Antoschka Arnoldow ließ die Hand mit dem Notizblock sinken und sah den Oberst erstaunt an. Gerade über dessen Rücken erhob sich die dunkle Gestalt Nikolais I. Beide hatten die gleichen Augen, der eine blickte aber drohend und der andere heiter. Das große Arbeitszimmer war sauber, streng, monumental und roch nach einem ganzen Jahrhundert.

Ssolnzew fuhr fort: »Wir haben den Krieg nicht gewollt und beschränken uns jetzt ganz auf die Verteidigung. Die Deutschen haben ihr Übergewicht in der Artillerie und in der Dichte des Eisenbahnnetzes im Grenzgebiet, folglich auch in der Schnelligkeit der Truppentransporte. Dennoch werden wir alles tun, um dem Feinde die Überschreitung unserer Grenzen zu verwehren. Die russische Armee wird ihre schwere Pflicht erfüllen. Die Gesellschaft muß der Regierung und der Heeresleitung Vertrauen schenken. Aber es wäre auch sehr erwünscht, wenn ebenso die Gesellschaft ihrerseits vom Gefühl ihrer Pflicht gegen das Vaterland durchdrungen wäre.« Ssolnzew hob die Brauen und zeichnete auf den vor ihm liegenden sauberen Papierbogen ein Quadrat. »Ich verstehe wohl, daß das patriotische Gefühl in gewissen Gesellschaftskreisen nicht ganz ungetrübt ist.

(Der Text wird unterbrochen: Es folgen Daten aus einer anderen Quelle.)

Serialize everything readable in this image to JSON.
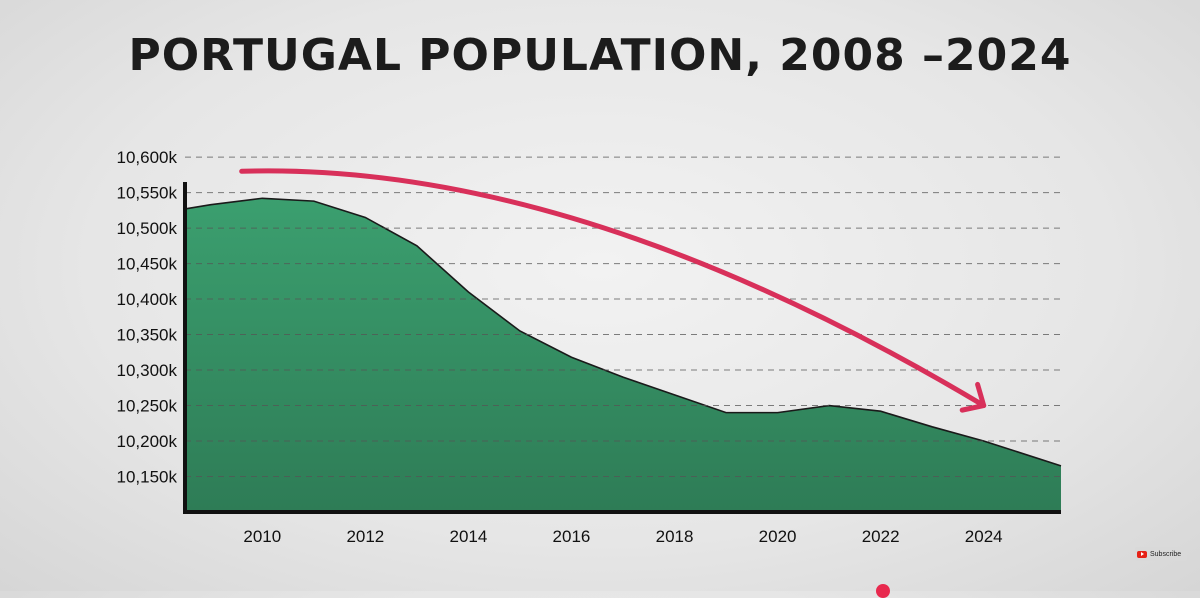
{
  "chart_data": {
    "type": "area",
    "title": "PORTUGAL POPULATION, 2008 –2024",
    "xlabel": "",
    "ylabel": "",
    "x": [
      2008.5,
      2009,
      2010,
      2011,
      2012,
      2013,
      2014,
      2015,
      2016,
      2017,
      2018,
      2019,
      2020,
      2021,
      2022,
      2023,
      2024,
      2025.5
    ],
    "values": [
      10527,
      10533,
      10542,
      10538,
      10515,
      10475,
      10410,
      10355,
      10318,
      10290,
      10265,
      10240,
      10240,
      10250,
      10242,
      10220,
      10200,
      10165
    ],
    "x_ticks": [
      2010,
      2012,
      2014,
      2016,
      2018,
      2020,
      2022,
      2024
    ],
    "x_tick_labels": [
      "2010",
      "2012",
      "2014",
      "2016",
      "2018",
      "2020",
      "2022",
      "2024"
    ],
    "y_ticks": [
      10150,
      10200,
      10250,
      10300,
      10350,
      10400,
      10450,
      10500,
      10550,
      10600
    ],
    "y_tick_labels": [
      "10,150k",
      "10,200k",
      "10,250k",
      "10,300k",
      "10,350k",
      "10,400k",
      "10,450k",
      "10,500k",
      "10,550k",
      "10,600k"
    ],
    "xlim": [
      2008.5,
      2025.5
    ],
    "ylim": [
      10100,
      10610
    ],
    "grid": "horizontal-dashed",
    "fill_color": "#3a9a6b",
    "line_color": "#1a1a1a",
    "trend_arrow_color": "#d8305a",
    "annotations": [
      {
        "type": "trend-arrow",
        "from": [
          2009.6,
          10580
        ],
        "to": [
          2024.0,
          10250
        ]
      }
    ]
  },
  "badge": {
    "label": "Subscribe",
    "icon": "youtube-icon",
    "color": "#e62117"
  }
}
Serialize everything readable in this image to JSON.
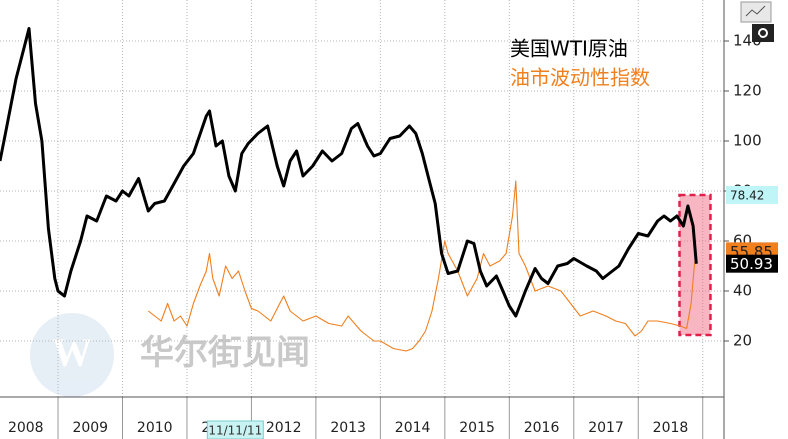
{
  "chart_data": {
    "type": "line",
    "series": [
      {
        "name": "美国WTI原油",
        "color": "#000000",
        "x": [
          2008.1,
          2008.2,
          2008.35,
          2008.5,
          2008.55,
          2008.65,
          2008.75,
          2008.85,
          2008.95,
          2009.0,
          2009.1,
          2009.2,
          2009.35,
          2009.45,
          2009.6,
          2009.75,
          2009.9,
          2010.0,
          2010.1,
          2010.25,
          2010.4,
          2010.5,
          2010.65,
          2010.8,
          2010.95,
          2011.1,
          2011.3,
          2011.35,
          2011.45,
          2011.55,
          2011.65,
          2011.75,
          2011.85,
          2011.95,
          2012.1,
          2012.25,
          2012.4,
          2012.5,
          2012.6,
          2012.7,
          2012.8,
          2012.95,
          2013.1,
          2013.25,
          2013.4,
          2013.55,
          2013.65,
          2013.8,
          2013.9,
          2014.0,
          2014.15,
          2014.3,
          2014.45,
          2014.55,
          2014.65,
          2014.75,
          2014.85,
          2014.95,
          2015.05,
          2015.2,
          2015.35,
          2015.45,
          2015.55,
          2015.65,
          2015.8,
          2015.9,
          2016.0,
          2016.1,
          2016.25,
          2016.4,
          2016.5,
          2016.6,
          2016.75,
          2016.9,
          2017.0,
          2017.2,
          2017.35,
          2017.45,
          2017.55,
          2017.7,
          2017.85,
          2018.0,
          2018.15,
          2018.3,
          2018.4,
          2018.5,
          2018.6,
          2018.7,
          2018.77,
          2018.85,
          2018.9
        ],
        "values": [
          92,
          105,
          125,
          140,
          145,
          115,
          100,
          65,
          45,
          40,
          38,
          48,
          60,
          70,
          68,
          78,
          76,
          80,
          78,
          85,
          72,
          75,
          76,
          83,
          90,
          95,
          110,
          112,
          98,
          100,
          86,
          80,
          95,
          99,
          103,
          106,
          90,
          82,
          92,
          96,
          86,
          90,
          96,
          92,
          95,
          105,
          107,
          98,
          94,
          95,
          101,
          102,
          106,
          103,
          95,
          85,
          75,
          55,
          47,
          48,
          60,
          59,
          48,
          42,
          46,
          40,
          34,
          30,
          40,
          49,
          45,
          43,
          50,
          51,
          53,
          50,
          48,
          45,
          47,
          50,
          57,
          63,
          62,
          68,
          70,
          68,
          70,
          66,
          74,
          66,
          50.93
        ]
      },
      {
        "name": "油市波动性指数",
        "color": "#f07f1e",
        "x": [
          2010.4,
          2010.5,
          2010.6,
          2010.7,
          2010.8,
          2010.9,
          2011.0,
          2011.1,
          2011.2,
          2011.3,
          2011.35,
          2011.4,
          2011.5,
          2011.6,
          2011.7,
          2011.8,
          2011.9,
          2012.0,
          2012.1,
          2012.3,
          2012.4,
          2012.5,
          2012.6,
          2012.8,
          2013.0,
          2013.2,
          2013.4,
          2013.5,
          2013.7,
          2013.9,
          2014.0,
          2014.2,
          2014.4,
          2014.5,
          2014.6,
          2014.7,
          2014.8,
          2014.9,
          2015.0,
          2015.05,
          2015.2,
          2015.35,
          2015.5,
          2015.6,
          2015.7,
          2015.85,
          2015.95,
          2016.05,
          2016.1,
          2016.15,
          2016.25,
          2016.4,
          2016.6,
          2016.8,
          2016.95,
          2017.1,
          2017.3,
          2017.5,
          2017.65,
          2017.8,
          2017.95,
          2018.05,
          2018.15,
          2018.3,
          2018.5,
          2018.65,
          2018.75,
          2018.82,
          2018.87,
          2018.9
        ],
        "values": [
          32,
          30,
          28,
          35,
          28,
          30,
          26,
          35,
          42,
          48,
          55,
          45,
          38,
          50,
          45,
          48,
          40,
          33,
          32,
          28,
          33,
          38,
          32,
          28,
          30,
          27,
          26,
          30,
          24,
          20,
          20,
          17,
          16,
          17,
          20,
          24,
          32,
          45,
          60,
          55,
          48,
          38,
          45,
          55,
          50,
          52,
          55,
          70,
          84,
          55,
          50,
          40,
          42,
          40,
          35,
          30,
          32,
          30,
          28,
          27,
          22,
          24,
          28,
          28,
          27,
          26,
          25,
          35,
          50,
          55.85
        ]
      }
    ],
    "xlim": [
      2008.1,
      2019.33
    ],
    "xticks": [
      {
        "value": 2008.5,
        "label": "2008"
      },
      {
        "value": 2009.5,
        "label": "2009"
      },
      {
        "value": 2010.5,
        "label": "2010"
      },
      {
        "value": 2011.5,
        "label": "2011"
      },
      {
        "value": 2012.5,
        "label": "2012"
      },
      {
        "value": 2013.5,
        "label": "2013"
      },
      {
        "value": 2014.5,
        "label": "2014"
      },
      {
        "value": 2015.5,
        "label": "2015"
      },
      {
        "value": 2016.5,
        "label": "2016"
      },
      {
        "value": 2017.5,
        "label": "2017"
      },
      {
        "value": 2018.5,
        "label": "2018"
      }
    ],
    "xgrid": [
      2009,
      2010,
      2011,
      2012,
      2013,
      2014,
      2015,
      2016,
      2017,
      2018,
      2019
    ],
    "ylim": [
      -2.4,
      156.4
    ],
    "yticks": [
      20,
      40,
      60,
      80,
      100,
      120,
      140
    ],
    "grid": true,
    "value_tags": [
      78.42,
      55.85,
      50.93
    ],
    "value_tag_colors": [
      "#bff5f7",
      "#f07f1e",
      "#000000"
    ],
    "highlight_box": {
      "x": [
        2018.64,
        2019.12
      ],
      "y": [
        22.4,
        78.4
      ]
    },
    "cursor_label": "11/11/11",
    "cursor_x": 2011.75,
    "watermark": "华尔街见闻"
  }
}
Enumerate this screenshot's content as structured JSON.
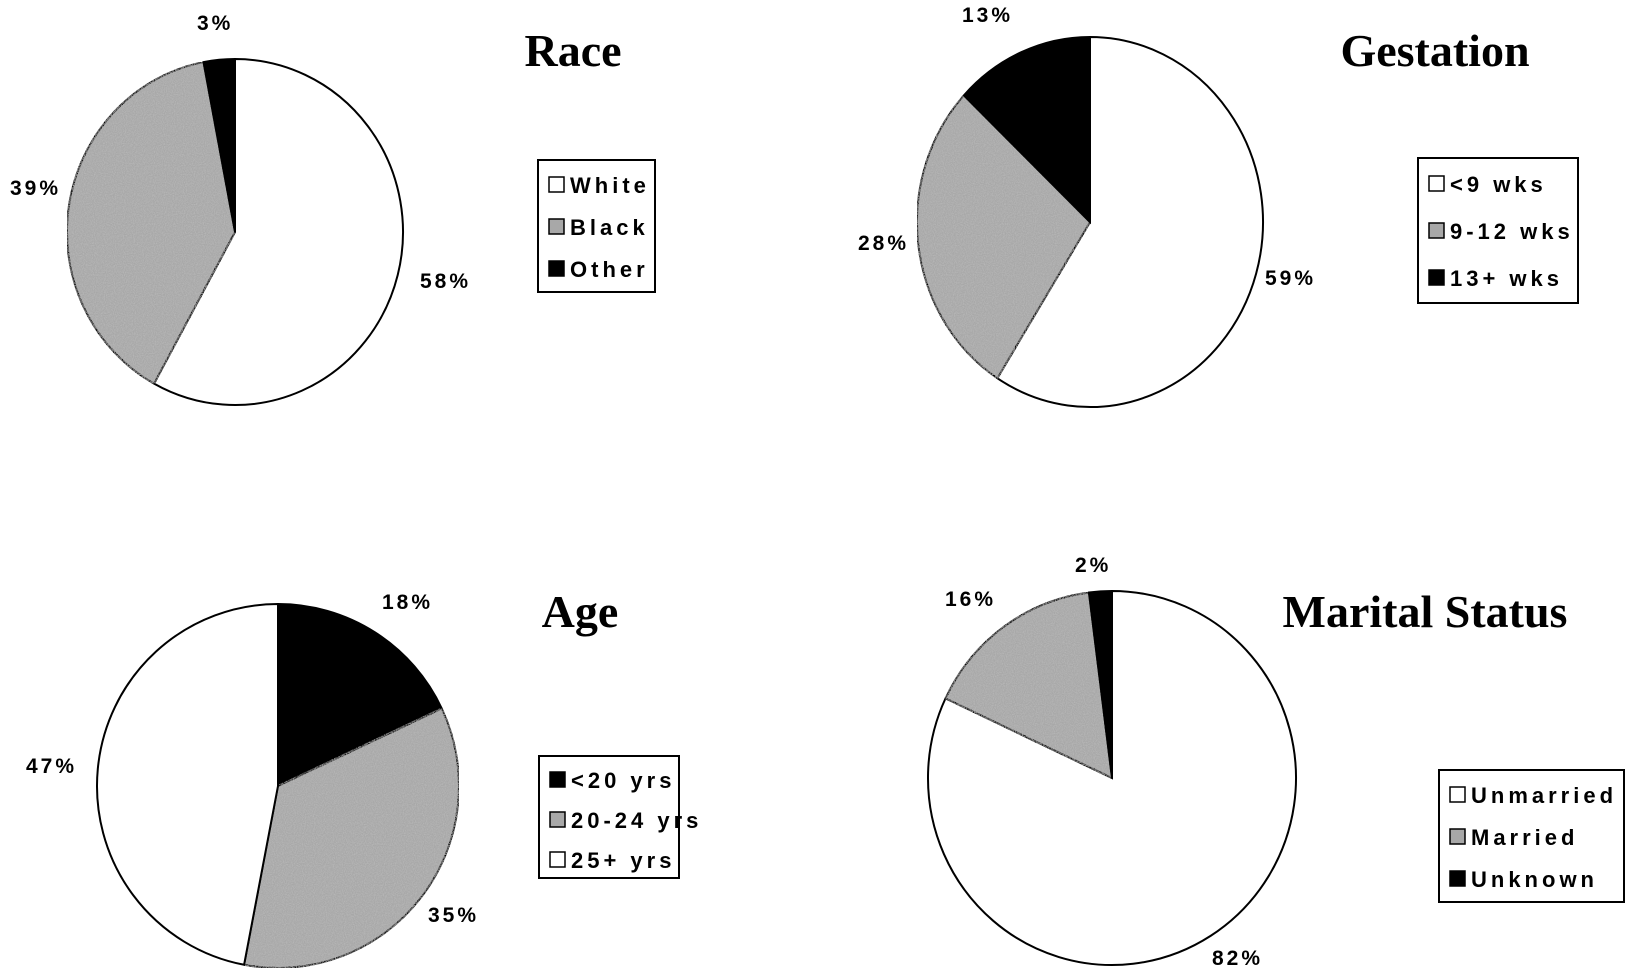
{
  "colors": {
    "white": "#ffffff",
    "gray": "#a8a8a8",
    "black": "#000000"
  },
  "chart_data": [
    {
      "type": "pie",
      "title": "Race",
      "slices": [
        {
          "label": "White",
          "value": 58,
          "data_label": "58%",
          "color": "white"
        },
        {
          "label": "Black",
          "value": 39,
          "data_label": "39%",
          "color": "gray"
        },
        {
          "label": "Other",
          "value": 3,
          "data_label": "3%",
          "color": "black"
        }
      ],
      "legend": [
        "White",
        "Black",
        "Other"
      ],
      "legend_position": "right"
    },
    {
      "type": "pie",
      "title": "Gestation",
      "slices": [
        {
          "label": "<9 wks",
          "value": 59,
          "data_label": "59%",
          "color": "white"
        },
        {
          "label": "9-12 wks",
          "value": 28,
          "data_label": "28%",
          "color": "gray"
        },
        {
          "label": "13+ wks",
          "value": 13,
          "data_label": "13%",
          "color": "black"
        }
      ],
      "legend": [
        "<9 wks",
        "9-12 wks",
        "13+ wks"
      ],
      "legend_position": "right"
    },
    {
      "type": "pie",
      "title": "Age",
      "slices": [
        {
          "label": "<20 yrs",
          "value": 18,
          "data_label": "18%",
          "color": "black"
        },
        {
          "label": "20-24 yrs",
          "value": 35,
          "data_label": "35%",
          "color": "gray"
        },
        {
          "label": "25+ yrs",
          "value": 47,
          "data_label": "47%",
          "color": "white"
        }
      ],
      "legend": [
        "<20 yrs",
        "20-24 yrs",
        "25+ yrs"
      ],
      "legend_position": "right"
    },
    {
      "type": "pie",
      "title": "Marital Status",
      "slices": [
        {
          "label": "Unmarried",
          "value": 82,
          "data_label": "82%",
          "color": "white"
        },
        {
          "label": "Married",
          "value": 16,
          "data_label": "16%",
          "color": "gray"
        },
        {
          "label": "Unknown",
          "value": 2,
          "data_label": "2%",
          "color": "black"
        }
      ],
      "legend": [
        "Unmarried",
        "Married",
        "Unknown"
      ],
      "legend_position": "right"
    }
  ]
}
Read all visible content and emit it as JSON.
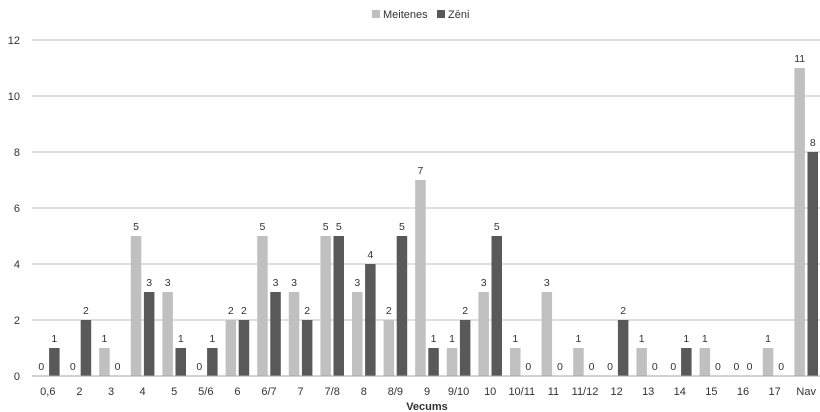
{
  "chart_data": {
    "type": "bar",
    "xlabel": "Vecums",
    "ylabel": "",
    "ylim": [
      0,
      12
    ],
    "yticks": [
      0,
      2,
      4,
      6,
      8,
      10,
      12
    ],
    "grid": true,
    "legend": "top-center",
    "categories": [
      "0,6",
      "2",
      "3",
      "4",
      "5",
      "5/6",
      "6",
      "6/7",
      "7",
      "7/8",
      "8",
      "8/9",
      "9",
      "9/10",
      "10",
      "10/11",
      "11",
      "11/12",
      "12",
      "13",
      "14",
      "15",
      "16",
      "17",
      "Nav"
    ],
    "series": [
      {
        "name": "Meitenes",
        "color": "#c0c0c0",
        "values": [
          0,
          0,
          1,
          5,
          3,
          0,
          2,
          5,
          3,
          5,
          3,
          2,
          7,
          1,
          3,
          1,
          3,
          1,
          0,
          1,
          0,
          1,
          0,
          1,
          11
        ]
      },
      {
        "name": "Zēni",
        "color": "#595959",
        "values": [
          1,
          2,
          0,
          3,
          1,
          1,
          2,
          3,
          2,
          5,
          4,
          5,
          1,
          2,
          5,
          0,
          0,
          0,
          2,
          0,
          1,
          0,
          0,
          0,
          8
        ]
      }
    ]
  }
}
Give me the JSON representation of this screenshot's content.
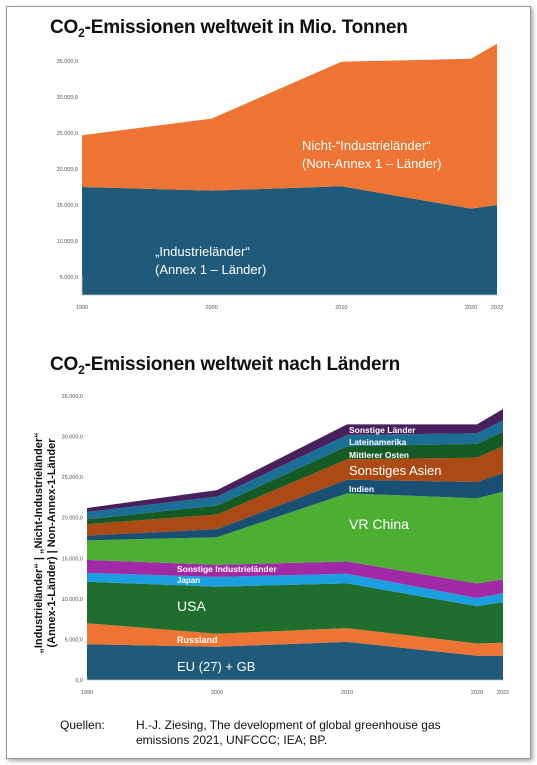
{
  "titles": {
    "chart1_pre": "CO",
    "chart1_sub": "2",
    "chart1_post": "-Emissionen weltweit in Mio. Tonnen",
    "chart2_pre": "CO",
    "chart2_sub": "2",
    "chart2_post": "-Emissionen weltweit nach Ländern"
  },
  "side_label": {
    "line1": "„Industrieländer“ | „Nicht-Industrieländer“",
    "line2": "(Annex-1-Länder) | Non-Annex-1-Länder"
  },
  "sources": {
    "label": "Quellen:",
    "text": "H.-J. Ziesing, The development of global greenhouse gas emissions 2021, UNFCCC; IEA; BP."
  },
  "chart_data": [
    {
      "type": "area",
      "stacked": true,
      "title": "CO2-Emissionen weltweit in Mio. Tonnen",
      "x": [
        1990,
        2000,
        2010,
        2020,
        2022
      ],
      "x_tick_labels": [
        "1990",
        "2000",
        "2010",
        "2020",
        "2022"
      ],
      "y_tick_labels": [
        "5.000,0",
        "10.000,0",
        "15.000,0",
        "20.000,0",
        "25.000,0",
        "30.000,0",
        "35.000,0"
      ],
      "y_ticks": [
        5000,
        10000,
        15000,
        20000,
        25000,
        30000,
        35000
      ],
      "ylim": [
        2500,
        35000
      ],
      "grid": false,
      "series": [
        {
          "label": "„Industrieländer“",
          "label2": "(Annex 1 – Länder)",
          "color": "#1f5a7a",
          "label_color": "#ffffff",
          "values": [
            15000,
            14500,
            15100,
            12000,
            12500
          ]
        },
        {
          "label": "Nicht-“Industrieländer“",
          "label2": "(Non-Annex 1 – Länder)",
          "color": "#ee7433",
          "label_color": "#ffffff",
          "values": [
            7200,
            10000,
            17300,
            20800,
            22400
          ]
        }
      ]
    },
    {
      "type": "area",
      "stacked": true,
      "title": "CO2-Emissionen weltweit nach Ländern",
      "x": [
        1990,
        2000,
        2010,
        2020,
        2022
      ],
      "x_tick_labels": [
        "1990",
        "2000",
        "2010",
        "2020",
        "2022"
      ],
      "y_tick_labels": [
        "0,0",
        "5.000,0",
        "10.000,0",
        "15.000,0",
        "20.000,0",
        "25.000,0",
        "30.000,0",
        "35.000,0"
      ],
      "y_ticks": [
        0,
        5000,
        10000,
        15000,
        20000,
        25000,
        30000,
        35000
      ],
      "ylim": [
        0,
        35000
      ],
      "grid": false,
      "series": [
        {
          "label": "EU (27) + GB",
          "color": "#1f5a7a",
          "values": [
            4400,
            4100,
            4700,
            3000,
            3000
          ]
        },
        {
          "label": "Russland",
          "color": "#ee7433",
          "values": [
            2600,
            1600,
            1700,
            1500,
            1600
          ]
        },
        {
          "label": "USA",
          "color": "#1f6e2e",
          "values": [
            5100,
            5800,
            5500,
            4600,
            5000
          ]
        },
        {
          "label": "Japan",
          "color": "#1c9fe0",
          "values": [
            1100,
            1200,
            1200,
            1000,
            1100
          ]
        },
        {
          "label": "Sonstige Industrieländer",
          "color": "#a02aa6",
          "values": [
            1600,
            1500,
            1500,
            1800,
            1700
          ]
        },
        {
          "label": "VR China",
          "color": "#4caf34",
          "values": [
            2400,
            3400,
            8400,
            10500,
            10800
          ]
        },
        {
          "label": "Indien",
          "color": "#184f73",
          "values": [
            600,
            1000,
            1700,
            2000,
            2300
          ]
        },
        {
          "label": "Sonstiges Asien",
          "color": "#ab4a14",
          "values": [
            1400,
            1800,
            2500,
            3000,
            3300
          ]
        },
        {
          "label": "Mittlerer Osten",
          "color": "#155a22",
          "values": [
            600,
            1100,
            1600,
            1700,
            1800
          ]
        },
        {
          "label": "Lateinamerika",
          "color": "#1c6f94",
          "values": [
            900,
            1100,
            1400,
            1300,
            1400
          ]
        },
        {
          "label": "Sonstige Länder",
          "color": "#4a1f5e",
          "values": [
            500,
            800,
            1300,
            1100,
            1400
          ]
        }
      ]
    }
  ]
}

Aber die Gefahr ist so ernst, daß alle Streitigkeiten und Abrechnungen – dies ist meine Überzeugung – auf bessere Zeiten hinausgeschoben werden sollten. Das russische Reich hat selbst im Jahre 1812 keine so beunruhigenden Momente erlebt. Das ist alles, worauf ich Sie hinzuweisen bitte. Ferner ist bekanntzugeben, daß die Lazarette, über die die Regierung verfügt, nicht imstande sind, alle Verwundeten aufzunehmen. Darum muß die Gesellschaft auch in dieser Beziehung zu einer großangelegten Hilfsaktion bereit sein. ...«

»Entschuldigen Sie, Herr Oberst, ich verstehe nicht: wie groß kann denn die Zahl der Verwundeten sein?«

Ssolnzew hob wieder die Brauen und zeichnete in das Quadrat einen Kreis. »Man dürfte in den nächsten Wochen zweihundertfünfzig- bis dreihunderttausend zu erwarten haben.«

Antoschka Arnoldow schluckte den Speichel hinunter, notierte sich die Zahlen und fragte sehr respektvoll: »Auf wie viel Gefallene kann man in diesem Falle rechnen?«

»Wir rechnen gewöhnlich mit zehn Prozent von der Zahl der Verwundeten.«

»Ach so, ich danke Ihnen.«

Ssolnzew erhob sich. Antoschka drückte ihm schnell die Hand und stieß in der Eichentüre mit dem eben eintretenden Atlant zusammen, einem schwindsüchtigen und zerzausten Journalisten in zerdrücktem Rock, der schon seit gestern keinen Tropfen Schnaps getrunken hatte.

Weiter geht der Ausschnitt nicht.